The New York Department of Financial Services has entered into a consent order under which six U.S.-based life insurers will pay a collective amount of about $1.8 million for leading customers to swap their "more financially favorable" deferred annuities with immediate annuities.
The insurers are Mutual of Omaha Insurance Co. subsidiary Companion Life Insurance Co., Penn Mutual Life Insurance Co., Guardian Insurance & Annuity Co. Inc., Northwestern Mutual Life Insurance Co., Prudential Financial Inc. unit Prudential Insurance Co. of America, and United States Life Insurance Co.
The six insurers did not properly disclose to consumers income comparisons and suitability information in connection with the annuity swapping, according to the regulator's industrywide investigation. Additionally, customers in New York received incomplete information about the replacement annuities, which led to less income for identical or substantially similar options, the regulator said.
The insurers will give back about $1.2 million to New York customers and pay a total of $673,000 in penalties.

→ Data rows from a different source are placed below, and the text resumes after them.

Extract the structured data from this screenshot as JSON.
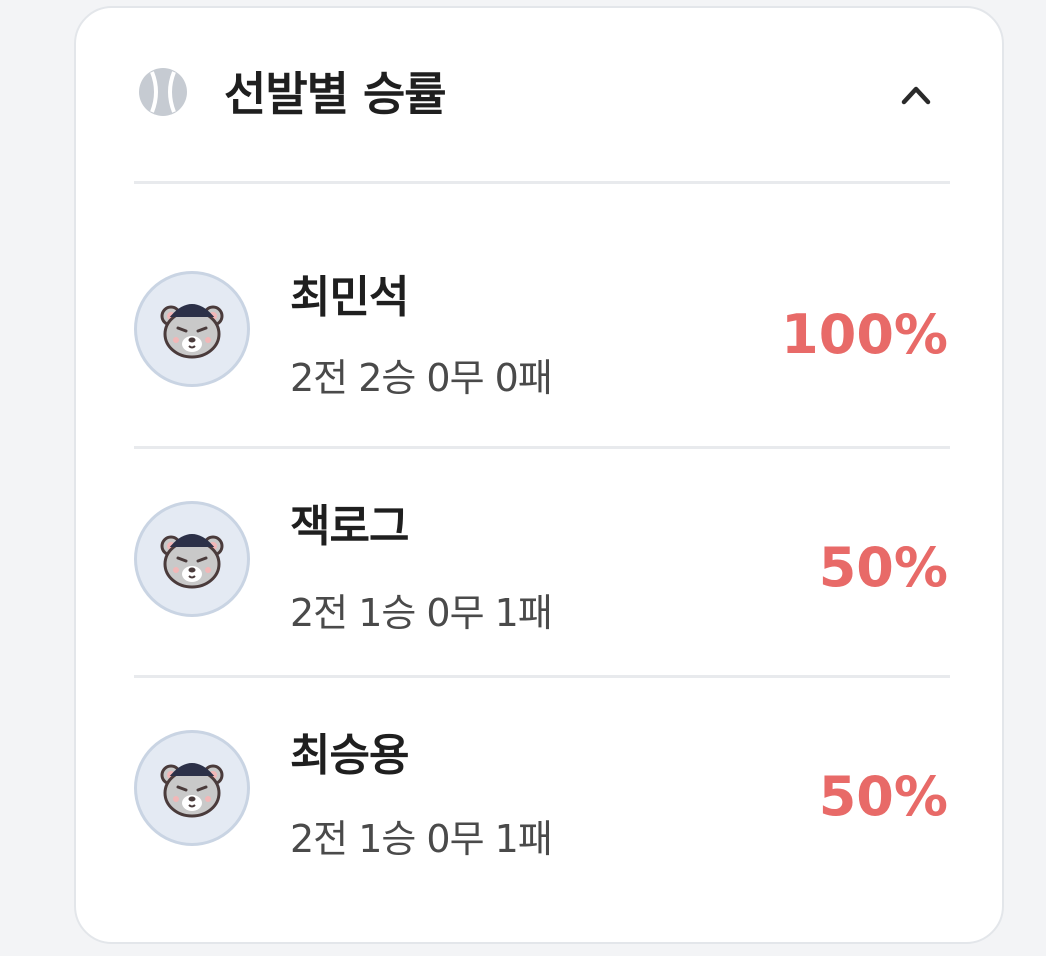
{
  "card": {
    "title": "선발별 승률",
    "header_icon": "baseball-icon",
    "collapse_icon": "chevron-up-icon"
  },
  "pitchers": [
    {
      "name": "최민석",
      "record": "2전 2승 0무 0패",
      "win_rate": "100%"
    },
    {
      "name": "잭로그",
      "record": "2전 1승 0무 1패",
      "win_rate": "50%"
    },
    {
      "name": "최승용",
      "record": "2전 1승 0무 1패",
      "win_rate": "50%"
    }
  ],
  "colors": {
    "win_rate": "#e86a68",
    "avatar_bg": "#e4eaf3",
    "avatar_border": "#c9d4e3",
    "card_bg": "#ffffff",
    "page_bg": "#f3f4f6"
  }
}
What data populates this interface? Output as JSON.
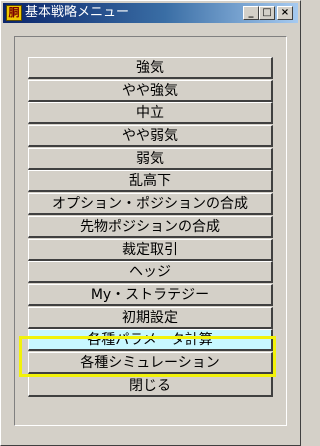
{
  "window": {
    "title": "基本戦略メニュー",
    "icon_glyph": "胴",
    "controls": {
      "minimize": "_",
      "maximize": "□",
      "close": "×"
    }
  },
  "menu": {
    "items": [
      {
        "label": "強気"
      },
      {
        "label": "やや強気"
      },
      {
        "label": "中立"
      },
      {
        "label": "やや弱気"
      },
      {
        "label": "弱気"
      },
      {
        "label": "乱高下"
      },
      {
        "label": "オプション・ポジションの合成"
      },
      {
        "label": "先物ポジションの合成"
      },
      {
        "label": "裁定取引"
      },
      {
        "label": "ヘッジ"
      },
      {
        "label": "My・ストラテジー"
      },
      {
        "label": "初期設定"
      },
      {
        "label": "各種パラメータ計算"
      },
      {
        "label": "各種シミュレーション"
      },
      {
        "label": "閉じる"
      }
    ],
    "selected_item": "各種パラメータ計算"
  },
  "colors": {
    "highlight_border": "#f2f20a",
    "selected_button": "#c8f8ff"
  }
}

Companion Life will return $462,122 and pay a $186,000 penalty; Penn Mutual will return $322,584 and pay a $133,000 penalty; Guardian Insurance & Annuity will return $218,589 and pay a $224,000 penalty; Northwestern Mutual will return $31,937 and pay a $26,000 penalty; Prudential Insurance will return $14,020 and pay a $35,000 penalty; and United States Life will return $102,902 and pay a $69,000 penalty.
The six insurers also agreed to take corrective actions.